Weekly Activities - Microhabitats for Minibeasts

Main Activity: Microhabitats for Minibeasts

This weeks activity involved making mini bug hotels and microhabitats for various minibeasts that we discovered after going on a bug hunt around the nursery. We came across the following minibeasts:-

  • Ladybirds

  • Earwigs

  • Centipedes

  • Woodlice

  • Ants

  • Slugs

  • Snails

  • Spiders

  • Worms

  • Crane Flies (also known as 'daddy longlegs'. My favourite misconception about crane flies is that they are the most venomous of insects! This is a myth as they are actually completely harmless)

To make our mini bug hotels we cut some wood to size using a hand saw, used sandpaper to smooth the edges, used a hand drill to make some holes and finally either tied it all together using garden string or used a hammer and some small nails. We then put various items inside it that we thought may attract some minibeasts such as pinecones, conkers, leaves and twigs.

To make our microhabitat we started by getting a large magnifying jar and filled it with freshly dug soil. We then collected and put in some colourful leaves and twigs and put the jar on the ground with the hope of attracting some of our little minibeast friends. The children decided to enhance the area by adding some wooden towers and walkways made from wooden blocks. Once we had some minibeasts to look at, we put the lid on which doubled as a magnifying glass so we could get a really good close up view.

Extension Activities:

  • Collecting raindrops in glass jars and feeling raindrops on our tongues

  • Learning how to thread by making a fabric sail for a small boat and them floating them in a washing up bowl

  • Using some of our previously collected conkers to make colourful bead and conker necklaces

Home Activity: Ladybird Potato Stamps

This activity is great for young children who will almost certainly enjoy making cheerful ladybirds as we are seeing lots of them around the nursery at the moment.

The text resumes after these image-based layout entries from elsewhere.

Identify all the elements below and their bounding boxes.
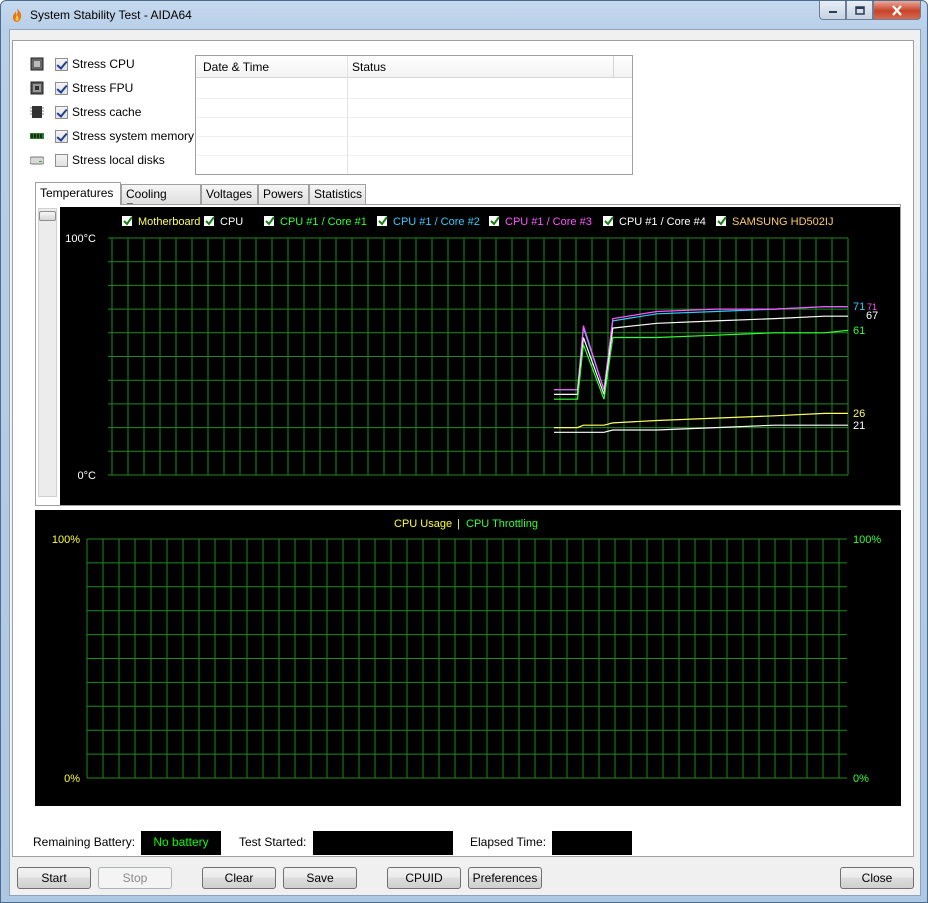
cache-icon bbox=[30, 106, 44, 118]
history-scrollbar[interactable] bbox=[38, 208, 57, 497]
usage-left-top-label: 100% bbox=[52, 534, 80, 546]
column-status[interactable]: Status bbox=[352, 60, 386, 74]
content-panel: Stress CPU Stress FPU Stress cache Stres… bbox=[12, 40, 914, 857]
fpu-icon bbox=[30, 81, 44, 95]
stress-cache-checkbox[interactable] bbox=[55, 105, 68, 119]
tab-voltages[interactable]: Voltages bbox=[201, 184, 258, 204]
stress-disks-option[interactable]: Stress local disks bbox=[30, 151, 165, 169]
stress-cache-option[interactable]: Stress cache bbox=[30, 103, 141, 121]
stress-fpu-option[interactable]: Stress FPU bbox=[30, 79, 133, 97]
stress-memory-checkbox[interactable] bbox=[55, 129, 68, 143]
disk-icon bbox=[30, 156, 44, 165]
elapsed-time-value bbox=[552, 831, 632, 855]
window-title: System Stability Test - AIDA64 bbox=[30, 8, 192, 22]
stress-fpu-checkbox[interactable] bbox=[55, 81, 68, 95]
temp-end-value: 61 bbox=[853, 325, 865, 337]
legend-item-label: CPU bbox=[220, 216, 243, 228]
temperatures-panel: Motherboard CPU CPU #1 / Core #1 CPU #1 / C… bbox=[35, 204, 901, 506]
cpu-usage-graph: CPU Usage | CPU Throttling 100% 0% 100% … bbox=[35, 510, 901, 806]
battery-label: Remaining Battery: bbox=[33, 835, 136, 849]
scroll-thumb[interactable] bbox=[39, 211, 56, 221]
legend-item-label: SAMSUNG HD502IJ bbox=[732, 216, 833, 228]
legend-item-label: CPU #1 / Core #2 bbox=[393, 216, 480, 228]
tab-cooling-fans[interactable]: Cooling Fans bbox=[121, 184, 201, 215]
row-line bbox=[196, 98, 632, 99]
stop-button[interactable]: Stop bbox=[98, 867, 172, 889]
preferences-button[interactable]: Preferences bbox=[468, 867, 542, 889]
log-header: Date & Time Status bbox=[196, 56, 632, 78]
cpu-icon bbox=[30, 57, 44, 71]
legend-item-label: CPU #1 / Core #3 bbox=[505, 216, 592, 228]
close-icon bbox=[892, 4, 902, 16]
temp-end-value: 67 bbox=[866, 310, 878, 322]
column-date-time[interactable]: Date & Time bbox=[203, 60, 269, 74]
battery-value-box: No battery bbox=[141, 831, 221, 855]
stress-cache-label: Stress cache bbox=[72, 105, 142, 119]
elapsed-time-label: Elapsed Time: bbox=[470, 835, 547, 849]
usage-right-bottom-label: 0% bbox=[853, 773, 869, 785]
row-line bbox=[196, 136, 632, 137]
minimize-icon bbox=[828, 11, 837, 13]
legend-item-label: CPU #1 / Core #1 bbox=[280, 216, 367, 228]
usage-right-top-label: 100% bbox=[853, 534, 881, 546]
title-bar[interactable]: System Stability Test - AIDA64 bbox=[1, 1, 927, 29]
usage-legend-cpu-usage: CPU Usage bbox=[394, 518, 452, 530]
stress-fpu-label: Stress FPU bbox=[72, 81, 134, 95]
temp-end-value: 21 bbox=[853, 420, 865, 432]
minimize-button[interactable] bbox=[819, 1, 846, 20]
event-log-list[interactable]: Date & Time Status bbox=[195, 55, 633, 175]
usage-legend-separator: | bbox=[457, 518, 460, 530]
title-close-button[interactable] bbox=[873, 1, 921, 20]
aida64-flame-icon bbox=[12, 8, 22, 22]
temp-end-value: 71 bbox=[853, 301, 865, 313]
stress-disks-label: Stress local disks bbox=[72, 153, 165, 167]
tab-temperatures[interactable]: Temperatures bbox=[35, 182, 121, 205]
column-divider bbox=[613, 56, 614, 78]
memory-icon bbox=[30, 133, 44, 139]
save-button[interactable]: Save bbox=[283, 867, 357, 889]
usage-left-bottom-label: 0% bbox=[64, 773, 80, 785]
close-button[interactable]: Close bbox=[840, 867, 914, 889]
stress-cpu-checkbox[interactable] bbox=[55, 57, 68, 71]
stress-memory-label: Stress system memory bbox=[72, 129, 195, 143]
stress-memory-option[interactable]: Stress system memory bbox=[30, 127, 194, 145]
column-divider bbox=[347, 56, 348, 174]
battery-value: No battery bbox=[153, 835, 209, 849]
test-started-label: Test Started: bbox=[239, 835, 307, 849]
temp-axis-top-label: 100°C bbox=[65, 233, 96, 245]
temp-end-value: 26 bbox=[853, 408, 865, 420]
app-window: System Stability Test - AIDA64 Stress CP… bbox=[0, 0, 928, 903]
row-line bbox=[196, 117, 632, 118]
client-area: Stress CPU Stress FPU Stress cache Stres… bbox=[9, 29, 921, 896]
tab-powers[interactable]: Powers bbox=[258, 184, 309, 204]
test-started-value bbox=[313, 831, 453, 855]
temp-axis-bottom-label: 0°C bbox=[78, 470, 97, 482]
tab-statistics[interactable]: Statistics bbox=[309, 184, 366, 204]
clear-button[interactable]: Clear bbox=[202, 867, 276, 889]
legend-item-label: Motherboard bbox=[138, 216, 200, 228]
maximize-button[interactable] bbox=[846, 1, 873, 20]
stress-cpu-label: Stress CPU bbox=[72, 57, 135, 71]
stress-disks-checkbox[interactable] bbox=[55, 153, 68, 167]
start-button[interactable]: Start bbox=[17, 867, 91, 889]
cpuid-button[interactable]: CPUID bbox=[387, 867, 461, 889]
row-line bbox=[196, 155, 632, 156]
stress-cpu-option[interactable]: Stress CPU bbox=[30, 55, 135, 73]
temperature-graph: Motherboard CPU CPU #1 / Core #1 CPU #1 / C… bbox=[60, 207, 900, 505]
maximize-icon bbox=[854, 5, 865, 15]
legend-item-label: CPU #1 / Core #4 bbox=[619, 216, 706, 228]
usage-legend-cpu-throttling: CPU Throttling bbox=[466, 518, 538, 530]
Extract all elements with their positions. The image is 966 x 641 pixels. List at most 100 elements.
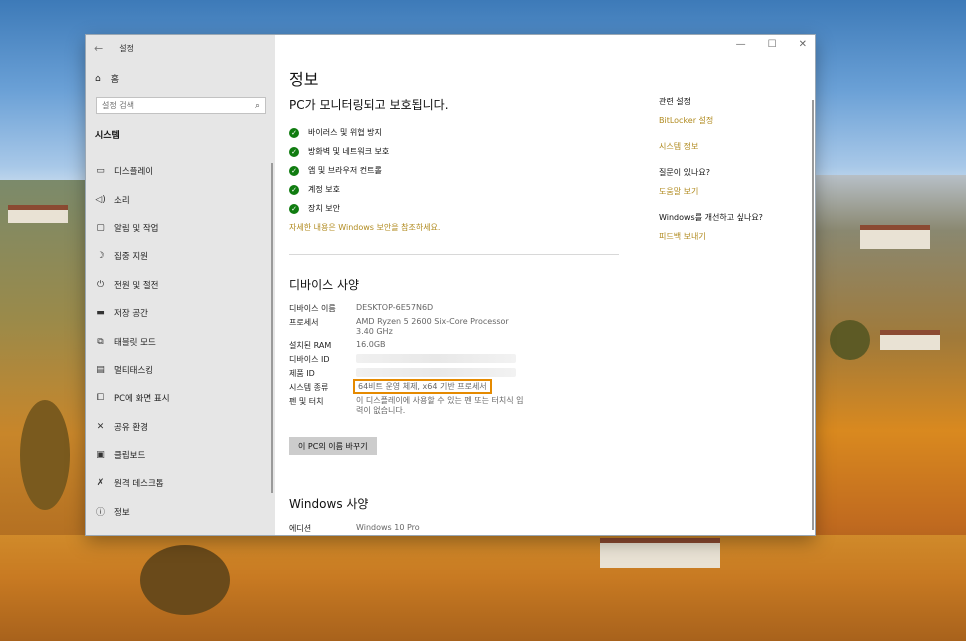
sidebar-item-label: 전원 및 절전 [114,280,159,291]
spec-value-redacted [356,368,526,379]
sidebar-item-display[interactable]: ▭ 디스플레이 [86,157,275,185]
spec-key: 프로세서 [289,318,319,327]
sidebar-item-about[interactable]: ⓘ 정보 [86,498,275,526]
check-circle-icon: ✓ [289,165,299,176]
sidebar-item-remote-desktop[interactable]: ✗ 원격 데스크톱 [86,469,275,497]
minimize-button[interactable]: — [736,39,746,50]
send-feedback-link[interactable]: 피드백 보내기 [659,231,809,242]
spec-value: 16.0GB [356,340,386,349]
notification-icon: ▢ [96,222,105,233]
app-title: 설정 [119,43,134,53]
sidebar-item-label: 소리 [114,195,130,206]
bitlocker-settings-link[interactable]: BitLocker 설정 [659,115,809,126]
sidebar-item-sound[interactable]: ◁) 소리 [86,185,275,213]
background-house [860,225,930,249]
table-row: 설치된 RAM 16.0GB [289,340,526,351]
system-type-highlight: 64비트 운영 체제, x64 기반 프로세서 [353,379,492,394]
home-icon: ⌂ [95,73,101,84]
improve-windows-title: Windows를 개선하고 싶나요? [659,213,763,222]
windows-specs-heading: Windows 사양 [289,497,369,511]
sidebar-item-tablet-mode[interactable]: ⧉ 태블릿 모드 [86,327,275,355]
page-title: 정보 [289,70,319,89]
spec-key: 제품 ID [289,369,315,378]
system-info-link[interactable]: 시스템 정보 [659,141,809,152]
question-title: 질문이 있나요? [659,168,710,177]
protection-item-label: 바이러스 및 위협 방지 [308,128,382,137]
sidebar-item-label: 태블릿 모드 [114,337,156,348]
windows-security-link[interactable]: 자세한 내용은 Windows 보안을 참조하세요. [289,222,440,233]
titlebar-left: ← 설정 [94,39,134,57]
table-row: 제품 ID [289,368,526,379]
check-circle-icon: ✓ [289,184,299,195]
list-item: ✓ 방화벽 및 네트워크 보호 [289,142,389,161]
spec-key: 디바이스 이름 [289,304,336,313]
sidebar-item-focus-assist[interactable]: ☽ 집중 지원 [86,242,275,270]
sidebar-scrollbar[interactable] [271,163,273,493]
sidebar-item-label: 공유 환경 [114,422,148,433]
search-box[interactable]: ⌕ [96,97,266,114]
spec-value: AMD Ryzen 5 2600 Six-Core Processor 3.40… [356,317,526,337]
sidebar-item-notifications[interactable]: ▢ 알림 및 작업 [86,214,275,242]
sidebar-item-label: 정보 [114,507,130,518]
sidebar: ← 설정 ⌂ 홈 ⌕ 시스템 ▭ 디스플레이 ◁) 소리 ▢ 알림 및 작업 [86,35,275,535]
remote-desktop-icon: ✗ [96,478,105,489]
spec-key: 디바이스 ID [289,355,330,364]
sidebar-item-storage[interactable]: ▬ 저장 공간 [86,299,275,327]
background-house [600,538,720,568]
help-block: 질문이 있나요? 도움말 보기 [659,167,809,197]
background-house [880,330,940,350]
back-arrow-icon[interactable]: ← [94,42,103,55]
device-specs-table: 디바이스 이름 DESKTOP-6E57N6D 프로세서 AMD Ryzen 5… [289,303,526,419]
rename-pc-button[interactable]: 이 PC의 이름 바꾸기 [289,437,377,455]
spec-value: 64비트 운영 체제, x64 기반 프로세서 [353,379,526,394]
sidebar-section-title: 시스템 [95,131,120,141]
protection-list: ✓ 바이러스 및 위협 방지 ✓ 방화벽 및 네트워크 보호 ✓ 앱 및 브라우… [289,123,389,218]
power-icon: ⏻ [96,279,105,290]
sidebar-item-clipboard[interactable]: ▣ 클립보드 [86,441,275,469]
sidebar-item-projecting[interactable]: ⧠ PC에 화면 표시 [86,384,275,412]
list-item: ✓ 장치 보안 [289,199,389,218]
sidebar-item-label: 클립보드 [114,451,146,462]
list-item: ✓ 바이러스 및 위협 방지 [289,123,389,142]
background-tree [20,400,70,510]
feedback-block: Windows를 개선하고 싶나요? 피드백 보내기 [659,212,809,242]
info-icon: ⓘ [95,508,105,519]
share-icon: ✕ [96,421,105,432]
sidebar-item-power[interactable]: ⏻ 전원 및 절전 [86,271,275,299]
related-settings-title: 관련 설정 [659,97,691,106]
search-icon[interactable]: ⌕ [255,101,260,111]
main-scrollbar[interactable] [812,100,814,530]
device-specs-heading: 디바이스 사양 [289,278,360,292]
background-tree [140,545,230,615]
sidebar-item-multitasking[interactable]: ▤ 멀티태스킹 [86,356,275,384]
close-button[interactable]: ✕ [799,39,807,50]
spec-key: 설치된 RAM [289,341,332,350]
spec-key: 에디션 [289,524,312,533]
focus-moon-icon: ☽ [96,251,105,262]
sidebar-item-home[interactable]: ⌂ 홈 [95,72,119,86]
get-help-link[interactable]: 도움말 보기 [659,186,809,197]
table-row: 프로세서 AMD Ryzen 5 2600 Six-Core Processor… [289,317,526,337]
spec-value: 이 디스플레이에 사용할 수 있는 펜 또는 터치식 입력이 없습니다. [356,396,524,415]
list-item: ✓ 계정 보호 [289,180,389,199]
protection-item-label: 방화벽 및 네트워크 보호 [308,147,390,156]
sidebar-item-label: 집중 지원 [114,252,148,263]
sidebar-item-label: 저장 공간 [114,309,148,320]
divider [289,254,619,255]
display-icon: ▭ [96,166,105,177]
maximize-button[interactable]: ☐ [768,39,777,50]
protection-item-label: 계정 보호 [308,185,340,194]
tablet-icon: ⧉ [97,336,104,347]
clipboard-icon: ▣ [96,450,105,461]
sidebar-item-label: 알림 및 작업 [114,223,159,234]
related-settings-panel: 관련 설정 BitLocker 설정 시스템 정보 질문이 있나요? 도움말 보… [659,96,809,257]
window-controls: — ☐ ✕ [736,39,807,50]
table-row: 디바이스 이름 DESKTOP-6E57N6D [289,303,526,314]
protection-item-label: 장치 보안 [308,204,340,213]
project-icon: ⧠ [96,393,105,404]
search-input[interactable] [102,101,242,110]
list-item: ✓ 앱 및 브라우저 컨트롤 [289,161,389,180]
redacted-blur [356,368,516,377]
protection-heading: PC가 모니터링되고 보호됩니다. [289,98,449,112]
sidebar-item-shared-experiences[interactable]: ✕ 공유 환경 [86,413,275,441]
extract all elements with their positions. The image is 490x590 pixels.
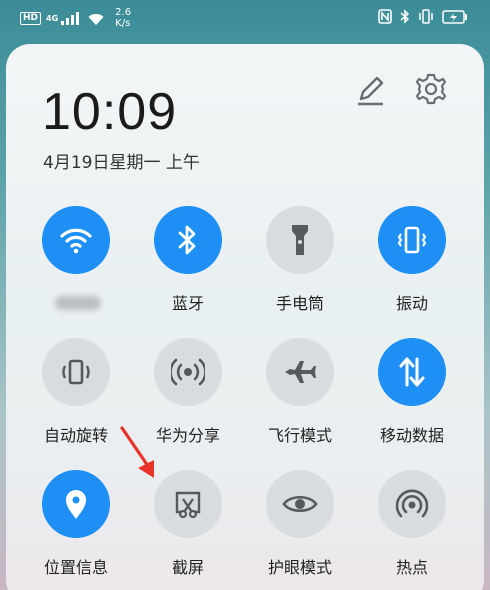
tile-wifi[interactable] (27, 206, 127, 316)
tile-screenshot-button[interactable] (154, 470, 222, 538)
tile-hotspot[interactable]: 热点 (363, 470, 463, 580)
tile-airplane-mode-label: 飞行模式 (267, 426, 332, 445)
quick-settings-panel: 10:09 4月19日星期一 上午 蓝牙 手电筒 振动 自动旋转 华为分享 飞行… (6, 44, 484, 590)
network-speed: 2.6 K/s (115, 7, 132, 29)
edit-button[interactable] (352, 72, 388, 108)
tile-vibrate[interactable]: 振动 (363, 206, 463, 316)
clock-time: 10:09 (42, 83, 178, 141)
location-icon (66, 490, 86, 519)
tile-huawei-share-button[interactable] (154, 338, 222, 406)
tile-flashlight-label: 手电筒 (275, 294, 324, 313)
gear-icon (415, 73, 447, 105)
tile-vibrate-button[interactable] (378, 206, 446, 274)
tile-location-button[interactable] (42, 470, 110, 538)
tile-flashlight-button[interactable] (266, 206, 334, 274)
battery-icon (442, 9, 467, 24)
annotation-arrow (120, 426, 154, 478)
wifi-status-icon (88, 13, 104, 25)
vibrate-status-icon (419, 9, 433, 24)
tile-vibrate-label: 振动 (395, 294, 428, 313)
pencil-icon (358, 76, 384, 106)
tile-location[interactable]: 位置信息 (27, 470, 127, 580)
mobile-data-icon (399, 357, 425, 387)
hd-badge: HD (20, 11, 42, 25)
screenshot-icon (175, 491, 201, 519)
flashlight-icon (292, 225, 308, 255)
tile-auto-rotate[interactable]: 自动旋转 (27, 338, 127, 448)
tile-hotspot-button[interactable] (378, 470, 446, 538)
vibrate-icon (397, 226, 427, 254)
share-icon (171, 358, 205, 386)
tile-airplane-mode[interactable]: 飞行模式 (251, 338, 351, 448)
airplane-icon (285, 361, 316, 383)
bluetooth-status-icon (400, 9, 410, 24)
tile-bluetooth-button[interactable] (154, 206, 222, 274)
tile-eye-comfort-button[interactable] (266, 470, 334, 538)
tile-bluetooth[interactable]: 蓝牙 (139, 206, 239, 316)
tile-auto-rotate-button[interactable] (42, 338, 110, 406)
tile-screenshot-label: 截屏 (171, 558, 204, 577)
bluetooth-icon (178, 225, 196, 255)
tile-wifi-button[interactable] (42, 206, 110, 274)
status-bar: HD 4G 2.6 K/s (0, 0, 490, 36)
clock-date: 4月19日星期一 上午 (43, 153, 200, 173)
tile-mobile-data-label: 移动数据 (379, 426, 444, 445)
tile-eye-comfort[interactable]: 护眼模式 (251, 470, 351, 580)
network-type: 4G (46, 13, 59, 23)
tile-hotspot-label: 热点 (395, 558, 428, 577)
tile-location-label: 位置信息 (43, 558, 108, 577)
tile-flashlight[interactable]: 手电筒 (251, 206, 351, 316)
tile-airplane-mode-button[interactable] (266, 338, 334, 406)
tile-screenshot[interactable]: 截屏 (139, 470, 239, 580)
auto-rotate-icon (62, 359, 90, 385)
hotspot-icon (395, 489, 429, 518)
tile-eye-comfort-label: 护眼模式 (267, 558, 332, 577)
settings-button[interactable] (412, 70, 450, 108)
wifi-network-name-blurred (55, 296, 101, 310)
nfc-icon (378, 9, 392, 24)
tile-mobile-data-button[interactable] (378, 338, 446, 406)
tile-mobile-data[interactable]: 移动数据 (363, 338, 463, 448)
tile-bluetooth-label: 蓝牙 (171, 294, 204, 313)
tile-auto-rotate-label: 自动旋转 (43, 426, 108, 445)
wifi-icon (60, 228, 92, 254)
signal-icon (61, 11, 80, 25)
eye-icon (282, 495, 318, 513)
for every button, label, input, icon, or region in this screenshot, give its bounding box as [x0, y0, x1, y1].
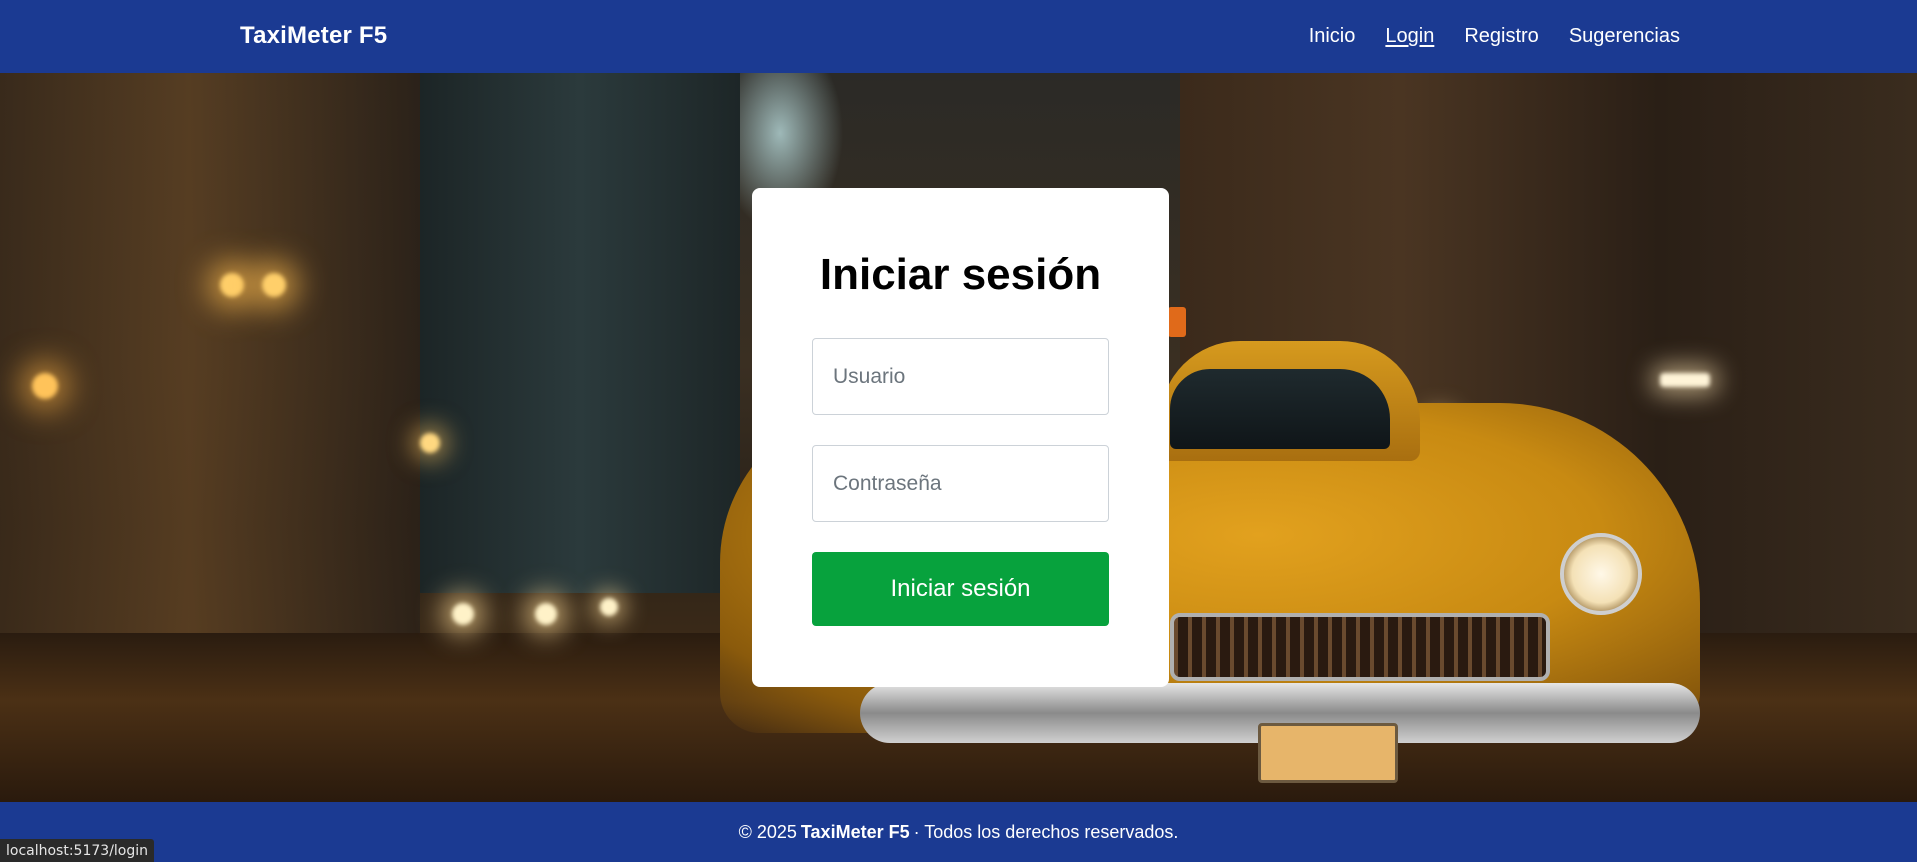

  1. Cut a potato in half and poke a stick into the rounded side – this twig handle will be easier to hold when the potato stamp gets slippery.

  2. Help your child dip the potato in red paint and stamp it onto the paper. Let it dry.

  3. Paint a black line down the middle of the red splodge and add a black head at one end.

  4. To add spots, dip your child’s finger in the black paint and dab some dots on the body.

  5. Finally, add two eyes to the head.

Please upload your wonderful ladybird potato stamps and pictures onto Tapestry.